Conselheira tutelar é agredida durante atendimento
Caso foi registrado no final da tarde de ontem (9). Conselheira irá processar a mulher envolvida na situação

Caso foi registrado no final da tarde de ontem (9). Conselheira irá processar a mulher envolvida na situação
Um atendimento de rotina do Conselho Tutelar em Ponta Grossa acabou em confusão no final da tarde desta quinta-feira (9). Uma conselheira foi agredida verbalmente ao entregar uma notificação para uma mãe – o caso ainda quase terminou em agressão física. A Polícia Militar (PM) teve que ser acionada e a mãe, junto da conselheira, foram encaminhadas para a 13ª Subdivisão Policial para a assinatura de um termo circunstanciado.
Procurada pela reportagem, a conselheira preferiu não se identificar, mas contou como o caso aconteceu. Segundo ela, o Conselho foi até à residência para entregar uma notificação reiterando um documento que já havia sido entregue. “Quando cheguei no local, ela [a mãe~] me xingou e tentou investir contra mim, foi uma situação muito desconcertante”, contou a conselheira.
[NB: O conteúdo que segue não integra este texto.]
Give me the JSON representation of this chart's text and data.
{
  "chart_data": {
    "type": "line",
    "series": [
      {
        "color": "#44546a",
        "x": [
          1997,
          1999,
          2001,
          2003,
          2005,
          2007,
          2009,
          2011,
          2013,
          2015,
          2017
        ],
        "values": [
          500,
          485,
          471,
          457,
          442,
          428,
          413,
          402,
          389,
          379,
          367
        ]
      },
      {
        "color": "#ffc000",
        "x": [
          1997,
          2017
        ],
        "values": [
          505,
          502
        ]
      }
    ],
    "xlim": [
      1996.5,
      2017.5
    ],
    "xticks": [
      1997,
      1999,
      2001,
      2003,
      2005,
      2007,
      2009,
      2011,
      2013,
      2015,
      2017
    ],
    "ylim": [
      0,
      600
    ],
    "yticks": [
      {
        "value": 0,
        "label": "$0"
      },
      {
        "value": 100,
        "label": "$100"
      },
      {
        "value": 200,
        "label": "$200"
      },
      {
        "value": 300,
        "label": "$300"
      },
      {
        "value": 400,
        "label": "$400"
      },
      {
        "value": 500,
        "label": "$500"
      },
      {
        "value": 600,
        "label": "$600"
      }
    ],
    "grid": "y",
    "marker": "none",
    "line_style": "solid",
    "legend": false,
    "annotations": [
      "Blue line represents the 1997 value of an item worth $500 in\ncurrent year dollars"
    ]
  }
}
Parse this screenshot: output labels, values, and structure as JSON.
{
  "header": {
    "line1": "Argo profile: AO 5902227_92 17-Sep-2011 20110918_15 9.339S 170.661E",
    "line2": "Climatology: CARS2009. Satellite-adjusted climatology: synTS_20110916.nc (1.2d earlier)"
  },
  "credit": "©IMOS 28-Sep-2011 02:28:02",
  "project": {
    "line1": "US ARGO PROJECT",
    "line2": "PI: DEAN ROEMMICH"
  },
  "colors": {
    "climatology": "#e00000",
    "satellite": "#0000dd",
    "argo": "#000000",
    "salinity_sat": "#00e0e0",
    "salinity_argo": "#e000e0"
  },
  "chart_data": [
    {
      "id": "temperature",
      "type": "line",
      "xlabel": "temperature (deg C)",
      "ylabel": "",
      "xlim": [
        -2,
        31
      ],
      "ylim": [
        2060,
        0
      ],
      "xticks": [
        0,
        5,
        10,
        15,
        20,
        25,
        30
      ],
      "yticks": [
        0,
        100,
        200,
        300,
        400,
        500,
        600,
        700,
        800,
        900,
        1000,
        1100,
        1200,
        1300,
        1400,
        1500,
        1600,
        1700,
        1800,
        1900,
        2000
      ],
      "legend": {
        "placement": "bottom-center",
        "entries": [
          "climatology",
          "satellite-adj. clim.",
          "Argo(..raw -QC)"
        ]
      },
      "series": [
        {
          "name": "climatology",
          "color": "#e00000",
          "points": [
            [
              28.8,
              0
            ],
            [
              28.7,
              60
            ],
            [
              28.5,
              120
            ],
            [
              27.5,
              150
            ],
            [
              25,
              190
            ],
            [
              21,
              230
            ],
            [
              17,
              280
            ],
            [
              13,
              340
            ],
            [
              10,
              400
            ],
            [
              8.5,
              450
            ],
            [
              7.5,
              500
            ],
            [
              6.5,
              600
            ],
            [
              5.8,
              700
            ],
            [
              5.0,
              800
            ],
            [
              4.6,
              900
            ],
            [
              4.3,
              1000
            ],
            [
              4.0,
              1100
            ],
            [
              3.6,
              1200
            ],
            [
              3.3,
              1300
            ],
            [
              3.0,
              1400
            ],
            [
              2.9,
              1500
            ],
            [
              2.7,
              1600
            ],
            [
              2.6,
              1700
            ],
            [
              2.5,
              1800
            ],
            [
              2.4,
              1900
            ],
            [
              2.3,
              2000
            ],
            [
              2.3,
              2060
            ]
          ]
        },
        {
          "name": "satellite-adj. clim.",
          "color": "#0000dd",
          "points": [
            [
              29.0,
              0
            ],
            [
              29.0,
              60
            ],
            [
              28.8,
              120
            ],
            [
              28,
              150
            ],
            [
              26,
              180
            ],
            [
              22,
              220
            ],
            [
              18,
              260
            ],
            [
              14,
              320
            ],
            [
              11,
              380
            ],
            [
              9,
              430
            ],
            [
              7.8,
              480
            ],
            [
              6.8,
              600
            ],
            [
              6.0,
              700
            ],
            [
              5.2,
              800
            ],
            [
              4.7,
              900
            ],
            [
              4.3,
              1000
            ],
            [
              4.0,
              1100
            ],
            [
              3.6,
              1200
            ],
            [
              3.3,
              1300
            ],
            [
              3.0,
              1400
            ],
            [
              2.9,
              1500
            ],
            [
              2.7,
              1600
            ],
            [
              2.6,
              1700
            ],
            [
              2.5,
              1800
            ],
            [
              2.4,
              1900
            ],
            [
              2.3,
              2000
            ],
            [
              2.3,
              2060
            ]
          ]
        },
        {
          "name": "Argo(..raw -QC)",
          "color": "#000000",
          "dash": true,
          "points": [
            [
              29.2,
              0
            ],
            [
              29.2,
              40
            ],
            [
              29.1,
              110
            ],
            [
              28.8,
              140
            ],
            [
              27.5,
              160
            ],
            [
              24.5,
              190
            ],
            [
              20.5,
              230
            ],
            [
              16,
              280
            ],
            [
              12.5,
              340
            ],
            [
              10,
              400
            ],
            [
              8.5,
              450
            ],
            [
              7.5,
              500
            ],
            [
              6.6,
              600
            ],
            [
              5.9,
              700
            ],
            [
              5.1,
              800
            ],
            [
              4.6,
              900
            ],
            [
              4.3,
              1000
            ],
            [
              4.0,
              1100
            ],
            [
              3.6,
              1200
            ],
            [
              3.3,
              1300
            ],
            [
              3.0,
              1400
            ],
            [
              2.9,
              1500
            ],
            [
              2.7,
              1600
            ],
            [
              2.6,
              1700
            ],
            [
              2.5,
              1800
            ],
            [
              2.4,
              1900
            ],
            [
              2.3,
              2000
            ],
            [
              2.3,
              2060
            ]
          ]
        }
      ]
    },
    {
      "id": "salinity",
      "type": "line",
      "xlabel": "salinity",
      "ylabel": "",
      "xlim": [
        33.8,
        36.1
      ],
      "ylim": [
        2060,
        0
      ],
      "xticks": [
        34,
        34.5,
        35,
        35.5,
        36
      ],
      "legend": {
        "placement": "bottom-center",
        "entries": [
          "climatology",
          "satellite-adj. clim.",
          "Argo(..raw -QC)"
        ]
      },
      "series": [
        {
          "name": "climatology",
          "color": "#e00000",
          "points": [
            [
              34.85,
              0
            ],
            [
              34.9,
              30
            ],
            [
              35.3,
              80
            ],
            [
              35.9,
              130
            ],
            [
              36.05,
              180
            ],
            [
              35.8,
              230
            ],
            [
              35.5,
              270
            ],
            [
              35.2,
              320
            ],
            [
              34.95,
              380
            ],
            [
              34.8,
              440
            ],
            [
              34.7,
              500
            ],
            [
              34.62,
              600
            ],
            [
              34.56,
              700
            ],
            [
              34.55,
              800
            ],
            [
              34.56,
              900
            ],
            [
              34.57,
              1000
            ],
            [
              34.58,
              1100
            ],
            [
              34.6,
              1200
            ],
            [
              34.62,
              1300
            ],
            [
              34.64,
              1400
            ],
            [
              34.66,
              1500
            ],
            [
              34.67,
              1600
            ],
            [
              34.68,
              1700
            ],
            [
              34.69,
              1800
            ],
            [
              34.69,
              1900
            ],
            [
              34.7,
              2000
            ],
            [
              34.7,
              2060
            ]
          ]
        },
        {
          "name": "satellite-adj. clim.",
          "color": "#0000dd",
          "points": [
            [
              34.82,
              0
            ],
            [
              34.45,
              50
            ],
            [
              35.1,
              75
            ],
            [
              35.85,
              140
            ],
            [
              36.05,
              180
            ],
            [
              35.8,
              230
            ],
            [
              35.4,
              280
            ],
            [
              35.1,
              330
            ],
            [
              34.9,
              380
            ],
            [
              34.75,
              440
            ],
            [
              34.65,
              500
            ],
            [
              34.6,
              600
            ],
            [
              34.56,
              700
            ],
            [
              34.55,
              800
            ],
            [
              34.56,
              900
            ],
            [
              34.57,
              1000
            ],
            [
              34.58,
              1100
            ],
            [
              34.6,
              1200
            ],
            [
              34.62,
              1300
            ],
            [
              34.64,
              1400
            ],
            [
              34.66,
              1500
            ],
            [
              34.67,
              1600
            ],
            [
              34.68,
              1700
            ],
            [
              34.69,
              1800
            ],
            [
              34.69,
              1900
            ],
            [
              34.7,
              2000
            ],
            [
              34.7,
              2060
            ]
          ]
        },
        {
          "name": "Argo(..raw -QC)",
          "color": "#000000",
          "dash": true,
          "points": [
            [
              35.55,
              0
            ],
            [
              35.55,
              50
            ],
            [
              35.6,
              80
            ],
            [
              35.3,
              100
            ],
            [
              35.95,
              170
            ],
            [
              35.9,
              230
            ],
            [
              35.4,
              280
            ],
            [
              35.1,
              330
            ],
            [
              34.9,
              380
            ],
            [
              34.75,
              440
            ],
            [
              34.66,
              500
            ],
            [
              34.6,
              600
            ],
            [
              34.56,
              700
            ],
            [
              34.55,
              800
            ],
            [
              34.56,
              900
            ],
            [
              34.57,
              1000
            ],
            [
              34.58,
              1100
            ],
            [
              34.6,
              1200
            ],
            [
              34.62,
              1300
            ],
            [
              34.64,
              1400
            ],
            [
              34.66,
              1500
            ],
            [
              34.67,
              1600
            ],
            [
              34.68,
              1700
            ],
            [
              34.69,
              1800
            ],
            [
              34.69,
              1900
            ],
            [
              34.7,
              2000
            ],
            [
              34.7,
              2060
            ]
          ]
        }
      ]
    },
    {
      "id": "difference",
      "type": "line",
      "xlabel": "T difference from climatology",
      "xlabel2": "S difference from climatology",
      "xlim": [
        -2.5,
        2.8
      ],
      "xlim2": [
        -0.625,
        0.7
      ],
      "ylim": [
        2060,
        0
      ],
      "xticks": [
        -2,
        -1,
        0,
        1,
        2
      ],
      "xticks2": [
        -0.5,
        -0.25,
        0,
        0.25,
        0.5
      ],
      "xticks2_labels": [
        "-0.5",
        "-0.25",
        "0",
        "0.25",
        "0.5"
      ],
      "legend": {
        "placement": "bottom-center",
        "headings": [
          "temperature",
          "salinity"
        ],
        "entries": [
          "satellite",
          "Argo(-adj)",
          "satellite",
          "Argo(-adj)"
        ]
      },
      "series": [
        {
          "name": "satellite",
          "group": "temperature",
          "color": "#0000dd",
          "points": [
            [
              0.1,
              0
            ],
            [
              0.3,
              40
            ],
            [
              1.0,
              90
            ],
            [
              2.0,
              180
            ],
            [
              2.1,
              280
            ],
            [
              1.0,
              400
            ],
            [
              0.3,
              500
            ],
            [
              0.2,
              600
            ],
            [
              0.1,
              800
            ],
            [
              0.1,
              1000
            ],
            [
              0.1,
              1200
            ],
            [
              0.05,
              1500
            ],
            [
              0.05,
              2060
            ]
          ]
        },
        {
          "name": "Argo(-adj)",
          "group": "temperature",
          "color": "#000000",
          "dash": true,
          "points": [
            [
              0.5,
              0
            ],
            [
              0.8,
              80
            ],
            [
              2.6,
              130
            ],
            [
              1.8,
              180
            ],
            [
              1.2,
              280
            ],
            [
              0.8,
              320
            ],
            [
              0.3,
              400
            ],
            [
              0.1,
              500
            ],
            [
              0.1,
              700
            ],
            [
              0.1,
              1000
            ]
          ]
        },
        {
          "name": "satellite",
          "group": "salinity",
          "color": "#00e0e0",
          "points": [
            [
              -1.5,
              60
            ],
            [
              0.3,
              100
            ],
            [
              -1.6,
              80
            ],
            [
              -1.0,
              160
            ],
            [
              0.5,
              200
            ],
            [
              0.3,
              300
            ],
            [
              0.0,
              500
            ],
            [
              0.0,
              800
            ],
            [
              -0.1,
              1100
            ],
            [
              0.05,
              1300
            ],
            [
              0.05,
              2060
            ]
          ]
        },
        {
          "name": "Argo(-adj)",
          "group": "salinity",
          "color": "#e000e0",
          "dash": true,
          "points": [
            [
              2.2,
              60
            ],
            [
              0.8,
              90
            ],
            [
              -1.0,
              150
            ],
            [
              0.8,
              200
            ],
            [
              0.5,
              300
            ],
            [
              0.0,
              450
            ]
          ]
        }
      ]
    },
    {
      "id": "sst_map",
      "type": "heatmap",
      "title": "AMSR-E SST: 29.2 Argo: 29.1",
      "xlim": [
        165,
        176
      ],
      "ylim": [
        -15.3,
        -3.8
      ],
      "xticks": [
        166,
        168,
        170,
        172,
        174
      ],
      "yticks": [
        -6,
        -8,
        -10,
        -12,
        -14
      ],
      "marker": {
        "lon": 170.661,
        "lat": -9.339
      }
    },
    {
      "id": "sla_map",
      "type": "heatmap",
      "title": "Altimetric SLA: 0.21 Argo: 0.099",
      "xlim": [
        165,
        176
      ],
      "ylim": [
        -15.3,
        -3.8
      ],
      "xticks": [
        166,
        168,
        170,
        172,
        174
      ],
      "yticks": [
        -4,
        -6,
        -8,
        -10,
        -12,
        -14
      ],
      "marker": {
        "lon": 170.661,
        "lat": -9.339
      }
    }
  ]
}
Para não revelar a identidade da criança atendida pelo Conselho, não iremos informar o local em que a agressão aconteceu e nem a sede do Conselho Tutelar em que a conselheira trabalha. Ainda de acordo com a conselheira, a mãe que tentou agredi-la estava sendo notificada por negligência médica. “Nós [conselheiros] vamos às casas das pessoas porque alguma coisa não está certa, não queremos ser recebidos com flores, mas apenas com respeito”, criticou.
A conselheira informou que pretende processar a mãe responsável pelos insultos e pela tentativa de agressão física.
Tentativas de agressão são “rotina”
A conselheira informou ainda que esse acontecimento não é algo incomum na rotina dos integrantes de Conselho Tutelar de Ponta Grossa. “Essa não é a primeira vez que um conselheiro tutelar é agredido verbalmente, desrespeitado, e sem falar das vezes que de fato a agressão foi física”, afirmou.
A conselheira confessou que existe uma “resistência de parte da população” com o trabalho do Conselho. “Nós estamos lá para ajudar e resguardar os direitos das crianças e adolescentes”, afirmou. A conselheira lembrou ainda que muitas vezes o órgão atua a pedido de outras esferas, como é o caso do Ministério Público ou do juizado especial.